Mermaid Arts Centre
6 July – 3 August 2024
The Glendarragh Studios complex is located in a tranquil setting a few minutes’ drive from Newtownmountkennedy in County Wicklow. Founded in 1999 in response to a shortage of artist spaces, its initial four purpose-built studios were constructed with the support of LEADER (European funding for rural development). Another four were added in 2002, all with double glazing, central heating, hot and cold water, plenty of light, rural views and access to kilns, power tools, print equipment, and a communal space.
Over the intervening years a diverse roster of practitioners, including painters, sculptors, weavers, glass artists and ceramicists, has passed through its doors. A screening of still images in the aptly named exhibition, ‘Sanctuary: Glendarragh Studios – 25 Years’ at Mermaid Arts Centre, shows members working alone, collaborating on projects, sharing cook-ups, interacting with resident chickens and pigs, and plucking vegetables from the land.
To celebrate the quarter-century anniversary, the unusual step has been taken of conjuring the studio atmosphere within a minimalist gallery space. By transposing and making visible the kinds of research, experimentation, sources of inspiration and spontaneous juxtapositions that underpin creative practice, it offers rare insights into how the works that art venues usually show come about. The exhibition also imparts an important message about the value of studios, which continue to be in short supply around the country.
The gallery has been informally partitioned into discrete spaces, using plants, furniture, easels, crates, ad-hoc wooden dividers, and even a wheelbarrow spilling over with weeds. In places cluttered, in others streamlined, these reflect and at times overlap the different practices of the 15 featured artists, each introduced through short bios and photographs. Such interweaving hints of the mutual benefits that can come from opportunities for social interaction.
The first display centres around an etching press on a movable trolley, with print paraphernalia and impressions of leaves scattered across its surfaces. It is flanked on one side by a sprawling cactus, dried-up paint tubes, and a metal bin, and on the other by a double-glazed window unit. Used as a palette for mixing paints, this signals a transition to the work of Paul Douglas, whose landscapes and seascapes are variously shown wall-hung, leaning against the skirting board, or resting on a floor-standing easel. Similar presentations by painters Fergal Flanagan and Brenda Malley are distributed around the gallery, among works in other mediums.

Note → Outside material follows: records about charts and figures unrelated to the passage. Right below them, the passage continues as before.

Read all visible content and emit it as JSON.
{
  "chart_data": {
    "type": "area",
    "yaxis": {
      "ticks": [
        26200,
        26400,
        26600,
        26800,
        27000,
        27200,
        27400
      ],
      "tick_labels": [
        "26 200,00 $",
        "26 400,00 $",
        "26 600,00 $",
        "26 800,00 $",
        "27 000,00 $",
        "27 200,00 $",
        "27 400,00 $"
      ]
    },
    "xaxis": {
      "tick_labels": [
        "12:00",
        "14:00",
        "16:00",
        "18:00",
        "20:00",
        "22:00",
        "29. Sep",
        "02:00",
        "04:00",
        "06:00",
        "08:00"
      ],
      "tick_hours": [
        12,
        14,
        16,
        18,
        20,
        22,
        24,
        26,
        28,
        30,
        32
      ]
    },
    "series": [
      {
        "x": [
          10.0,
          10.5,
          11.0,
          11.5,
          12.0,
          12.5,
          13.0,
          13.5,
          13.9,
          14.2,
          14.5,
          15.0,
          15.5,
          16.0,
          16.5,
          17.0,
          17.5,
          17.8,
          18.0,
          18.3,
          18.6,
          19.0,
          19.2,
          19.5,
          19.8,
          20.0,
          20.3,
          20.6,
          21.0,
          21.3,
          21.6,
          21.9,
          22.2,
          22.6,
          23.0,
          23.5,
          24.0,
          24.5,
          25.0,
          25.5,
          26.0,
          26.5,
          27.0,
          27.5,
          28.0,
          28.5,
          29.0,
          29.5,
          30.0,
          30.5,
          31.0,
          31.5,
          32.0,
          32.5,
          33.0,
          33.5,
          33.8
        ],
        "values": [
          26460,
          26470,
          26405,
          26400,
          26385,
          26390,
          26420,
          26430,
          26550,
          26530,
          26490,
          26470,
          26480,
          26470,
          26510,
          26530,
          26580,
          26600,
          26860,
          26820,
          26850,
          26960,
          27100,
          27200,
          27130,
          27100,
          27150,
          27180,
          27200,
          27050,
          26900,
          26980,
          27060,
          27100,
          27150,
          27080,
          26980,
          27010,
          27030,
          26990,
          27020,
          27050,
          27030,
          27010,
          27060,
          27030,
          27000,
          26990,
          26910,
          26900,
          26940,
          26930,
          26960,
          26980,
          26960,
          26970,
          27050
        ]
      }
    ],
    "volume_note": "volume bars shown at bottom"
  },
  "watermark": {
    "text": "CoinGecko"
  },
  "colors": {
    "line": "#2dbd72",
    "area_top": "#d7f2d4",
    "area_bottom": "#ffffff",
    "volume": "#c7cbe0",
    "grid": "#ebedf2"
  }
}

Nearby, a shelving unit is laden with jars of specimens collected by food grower and forager Jenny Dungan, along with bronze and ceramic sculptures, a bird’s nest, a small painting of a cat, and other cherished items. It borders a stretch of wall and floor replete with materials and works belonging to Yanny Petters, David Eager Maher, and James Hayes. Petters and Erica Devine, whose framed plaster casts are presented in an adjoining room, are both botanical artists. Eager Maher works across painting and drawing, Hayes through print, drawing and sculpture, including public art commissions.
A tiny feather balances delicately on the upper edge of an Eager Maher oil-on-panel, to which various wooden profiles adhere – possibly alluding to the options considered for the painted frame that became integral to the composition. Hayes’ corner, in turn, houses animal-shaped plaster moulds, a metal-casting furnace, upright metal rods (as source material), a desk with shelves displaying work, and a painted kitchen chair, softened by a pile of cushions.
It is not surprising, given Glendarragh’s setting, to find most exhibitors referencing nature. Golden Fleece Special Award 2023 recipient, Cathy Burke, uses drawing to “investigate landscape and botanical forms,” developing and deconstructing ideas to create stoneware ceramics, finished using textured and volatile glazes. A table displays glass containers, dried plants and glazed and unglazed pieces, a sense of place further evoked by the small dog bed and comfy armchair, next to which are stacks of inspirational reading. Dancing shadows, cast by a clothesline strung with cut-out paper templates, animate the wall behind.
In exploring the recreated ambience of these Wicklow-based studios, visitors can also engage with the work of Chloe Dowds, Fiona Coffey, Jean Clyne, Simon Lazewski, Heather Muir, and Helen McNulty. Many among the cohort are contributing to the second important facet of this celebratory event – a rolling programme of talks, demonstrations and workshops that help to bring their practices alive, immersing participants in activities that will hopefully continue at Glendarragh for at least another 25 years, and beyond.
Susan Campbell is a visual arts writer, art historian and artist.